A Review of Darwin and Design: Does Evolution have a Purpose? by Michael Ruse
Harvard University Press, 2003.

reviewed by Alex Williams

If this is the best that evolutionary philosophy can offer (and it may well be), then creationists have nothing at all to fear. Teleology (explaining present structure in terms of its future purpose) is supposed to have died when Darwin showed that the ‘appearance of design’ could be explained by natural selection. No purpose is needed, just a blind process of random change that is selected for survival by the environment. But evolutionists today still use the language of design and purpose to explain what they see in biology. This has needled Ruse, a committed naturalistic evolutionist, to find out why. He concludes that ‘design’ is just a convenient metaphor. There is no reality behind it because it is only the ‘appearance’ of design.

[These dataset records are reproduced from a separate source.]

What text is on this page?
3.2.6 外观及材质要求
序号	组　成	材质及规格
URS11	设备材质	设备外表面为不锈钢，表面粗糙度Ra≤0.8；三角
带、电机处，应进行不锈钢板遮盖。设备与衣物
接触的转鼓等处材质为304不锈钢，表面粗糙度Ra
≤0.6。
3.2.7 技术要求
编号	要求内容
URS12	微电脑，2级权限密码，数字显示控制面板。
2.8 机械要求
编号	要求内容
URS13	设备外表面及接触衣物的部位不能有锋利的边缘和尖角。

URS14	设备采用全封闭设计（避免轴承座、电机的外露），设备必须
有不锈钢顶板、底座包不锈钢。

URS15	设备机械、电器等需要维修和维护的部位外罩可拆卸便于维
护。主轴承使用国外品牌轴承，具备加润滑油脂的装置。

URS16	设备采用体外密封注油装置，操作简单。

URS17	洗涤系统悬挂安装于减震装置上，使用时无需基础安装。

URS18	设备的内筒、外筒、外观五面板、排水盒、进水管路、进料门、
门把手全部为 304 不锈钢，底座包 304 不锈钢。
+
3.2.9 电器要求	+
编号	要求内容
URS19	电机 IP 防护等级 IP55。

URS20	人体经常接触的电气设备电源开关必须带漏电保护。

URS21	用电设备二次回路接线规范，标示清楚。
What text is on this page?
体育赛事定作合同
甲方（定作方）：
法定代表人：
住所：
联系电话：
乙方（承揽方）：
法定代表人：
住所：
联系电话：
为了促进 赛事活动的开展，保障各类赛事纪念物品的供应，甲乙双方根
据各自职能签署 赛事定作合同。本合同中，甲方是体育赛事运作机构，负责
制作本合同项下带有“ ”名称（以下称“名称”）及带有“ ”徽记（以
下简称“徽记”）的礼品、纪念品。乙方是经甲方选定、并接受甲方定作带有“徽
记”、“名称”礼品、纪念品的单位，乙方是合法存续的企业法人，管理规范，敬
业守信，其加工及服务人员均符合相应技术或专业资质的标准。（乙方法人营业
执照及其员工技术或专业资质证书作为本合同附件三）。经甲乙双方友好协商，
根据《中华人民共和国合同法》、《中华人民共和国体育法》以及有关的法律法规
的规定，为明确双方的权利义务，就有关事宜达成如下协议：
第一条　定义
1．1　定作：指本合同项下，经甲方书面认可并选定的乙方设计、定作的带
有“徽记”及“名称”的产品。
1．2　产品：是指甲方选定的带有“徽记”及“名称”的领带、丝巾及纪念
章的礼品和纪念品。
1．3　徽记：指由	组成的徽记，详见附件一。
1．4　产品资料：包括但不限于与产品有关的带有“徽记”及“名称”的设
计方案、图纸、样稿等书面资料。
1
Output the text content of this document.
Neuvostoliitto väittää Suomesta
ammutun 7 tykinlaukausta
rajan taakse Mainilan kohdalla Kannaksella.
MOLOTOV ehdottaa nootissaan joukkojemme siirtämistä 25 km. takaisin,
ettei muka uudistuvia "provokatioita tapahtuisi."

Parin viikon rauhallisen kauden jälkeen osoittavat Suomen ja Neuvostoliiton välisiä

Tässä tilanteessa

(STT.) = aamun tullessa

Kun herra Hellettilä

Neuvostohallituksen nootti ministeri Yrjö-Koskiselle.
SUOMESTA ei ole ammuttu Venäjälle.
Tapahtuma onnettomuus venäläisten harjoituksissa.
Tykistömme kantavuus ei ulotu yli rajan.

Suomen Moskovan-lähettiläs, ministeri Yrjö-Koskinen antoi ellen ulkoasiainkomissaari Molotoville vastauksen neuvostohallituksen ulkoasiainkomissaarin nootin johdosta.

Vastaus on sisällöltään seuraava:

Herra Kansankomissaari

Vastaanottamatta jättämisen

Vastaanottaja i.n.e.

The fatal flaw in his argument is that he entirely ignores where the design components come from. He simply says, ‘The design emerges and gets naturally selected.’ He gives us no analysis of mutations as a possible source, he ignores entirely the issue of biological information, and not once does he mention the problem of the gaps between higher taxa. His focus is solely on the issues of low-level variation, where natural selection can, and does, work. I don’t believe the book to be worth reading.

Darwin and Design


Ruse is a well-known anti-creationist, currently Professor of Philosophy at Florida State University. This book is the third in a trilogy in which he investigates the social construction of science (that is, its dependence upon philosophy, history and religion), and how science might be used to answer questions in philosophy, history and religion. Science, he says, is ‘always value-impregnated’ (a conclusion that more people should know about), but since Ruse is a ‘committed naturalist’ (p. ix), the outcome could never have been in doubt. His declared intention is ‘to purify the argument to complexity, so that no religious stench hangs over evolutionary theory’ (p. 251).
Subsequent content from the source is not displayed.